Suddenly, a pick-up truck, whose driver turned out to be allegedly drunk, came tearing down the road, smashing into Manacci’s car.

“We didn’t even see this truck until it impacted the car,” Manacci recalled.  “It strikes my vehicle and causes the truck to go up on the left two wheels, airborne, missing this guy and his son by about three feet.”

“The guy looks at me and goes, ‘What just happened?’  I just said, ‘Thank God he hit my car.’  Because had he not struck my vehicle, he would have struck this guy and his son head-on at 50 miles per hour,” Manacci said.

That was when a strange situation became even stranger.  Gerald Gronowski, the owner of the van who was returning from a lake fishing trip, asked Manacci what kind of work he did.  When Manacci replied that he is a nurse practitioner at Case Western’s School of Nursing, Gronowski recounted an incident that had taken place eight years earlier.

“He tells me about this story where he was fishing on that same lake,” Manacci said.  “His son at that time was on the dock where you launch the boats and I heard him say, ‘Is anybody here a doctor?’  I was kayaking with my son on the lake.  His son says, ‘My dad’s hurt really bad.’  I say, ‘Let me take a look at him.’  He had three [fishing hooks] hooks deep in the palm of his hand, deep into the tissue of his hand.  Fortunately, I had with me a medical kit to remove this hook out of his hand without causing any more extensive damage.”

“He’s telling me this story and I go, ‘Yes, I know that story well.’  He looks at me and says, ‘You do?’  I say, ‘Yeah, it was me.  He says, ‘Oh, my God, it was you!’” Manacci said.

“He thanked me for that last time and says, ‘You know, there’s no doubt, tonight you saved my life.’  I said, ‘I didn’t, but I guess my Lexus did,’” Manacci said.

The remote chances of Manacci helping Gronowski twice in eight years were not lost on the two men.

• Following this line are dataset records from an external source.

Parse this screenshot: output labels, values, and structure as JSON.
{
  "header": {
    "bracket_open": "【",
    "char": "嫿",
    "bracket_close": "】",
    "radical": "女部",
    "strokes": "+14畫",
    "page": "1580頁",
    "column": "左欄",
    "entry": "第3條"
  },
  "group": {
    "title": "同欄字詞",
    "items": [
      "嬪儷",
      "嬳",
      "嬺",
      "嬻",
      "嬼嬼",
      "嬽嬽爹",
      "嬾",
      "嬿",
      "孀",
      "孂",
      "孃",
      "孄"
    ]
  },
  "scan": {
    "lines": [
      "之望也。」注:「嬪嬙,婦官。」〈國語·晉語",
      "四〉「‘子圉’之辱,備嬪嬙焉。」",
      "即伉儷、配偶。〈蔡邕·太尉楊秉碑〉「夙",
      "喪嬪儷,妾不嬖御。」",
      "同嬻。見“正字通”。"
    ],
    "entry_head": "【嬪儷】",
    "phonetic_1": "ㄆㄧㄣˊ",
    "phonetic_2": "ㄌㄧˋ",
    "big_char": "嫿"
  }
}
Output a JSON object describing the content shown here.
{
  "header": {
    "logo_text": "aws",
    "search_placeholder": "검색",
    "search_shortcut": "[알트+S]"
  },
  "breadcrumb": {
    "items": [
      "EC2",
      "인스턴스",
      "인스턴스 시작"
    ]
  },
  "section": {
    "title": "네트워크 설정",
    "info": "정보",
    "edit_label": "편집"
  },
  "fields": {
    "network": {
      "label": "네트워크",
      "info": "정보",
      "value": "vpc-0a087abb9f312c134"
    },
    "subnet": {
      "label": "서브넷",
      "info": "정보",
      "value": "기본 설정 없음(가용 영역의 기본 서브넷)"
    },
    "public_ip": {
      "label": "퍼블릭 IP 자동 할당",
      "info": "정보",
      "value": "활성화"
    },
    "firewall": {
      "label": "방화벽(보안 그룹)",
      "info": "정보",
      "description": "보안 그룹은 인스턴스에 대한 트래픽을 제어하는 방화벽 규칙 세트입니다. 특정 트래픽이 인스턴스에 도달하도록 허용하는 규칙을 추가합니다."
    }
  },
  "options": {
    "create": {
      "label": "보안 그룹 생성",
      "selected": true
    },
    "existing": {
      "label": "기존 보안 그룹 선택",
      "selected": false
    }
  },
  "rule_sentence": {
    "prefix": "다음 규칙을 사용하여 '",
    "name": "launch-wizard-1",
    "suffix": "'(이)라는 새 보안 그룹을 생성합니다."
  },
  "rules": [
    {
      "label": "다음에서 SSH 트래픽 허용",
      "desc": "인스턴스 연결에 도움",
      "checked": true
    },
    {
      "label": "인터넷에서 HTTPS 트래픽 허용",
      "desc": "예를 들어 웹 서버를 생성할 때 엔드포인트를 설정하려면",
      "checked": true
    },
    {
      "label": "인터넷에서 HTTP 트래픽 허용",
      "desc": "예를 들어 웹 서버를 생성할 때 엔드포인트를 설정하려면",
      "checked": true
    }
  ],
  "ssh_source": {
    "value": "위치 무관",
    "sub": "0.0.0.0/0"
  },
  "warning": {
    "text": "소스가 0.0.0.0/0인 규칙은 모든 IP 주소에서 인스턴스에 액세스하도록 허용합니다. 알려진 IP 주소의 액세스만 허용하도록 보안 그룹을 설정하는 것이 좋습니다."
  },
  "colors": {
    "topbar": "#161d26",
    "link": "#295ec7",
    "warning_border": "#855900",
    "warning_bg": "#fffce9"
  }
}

“To have this perchance meeting a second time when he was in significant danger and for me to play a small role in the outcome, it’s a blessing,” Manacci said.

“I’m a nurse practitioner and in 30 years I’ve done helicopter rescues and jet rescues in every place across the globe, so coming to help people is part of my DNA, I guess,” he said.  “Of all these things, I probably know the least about mechanics, but I do know when somebody’s in trouble and that was the sense I had [Saturday].”

“It’s really quite a miracle if you think about it, a miracle that I was a part of,” he said.  “And it’s a miracle for that [alleged] drunk driver since he does not have to live with the horror of knowing that he killed a family.  No matter how you look at it, it’s really quite amazing.  For me, well, you know, I’m just a small piece of it.”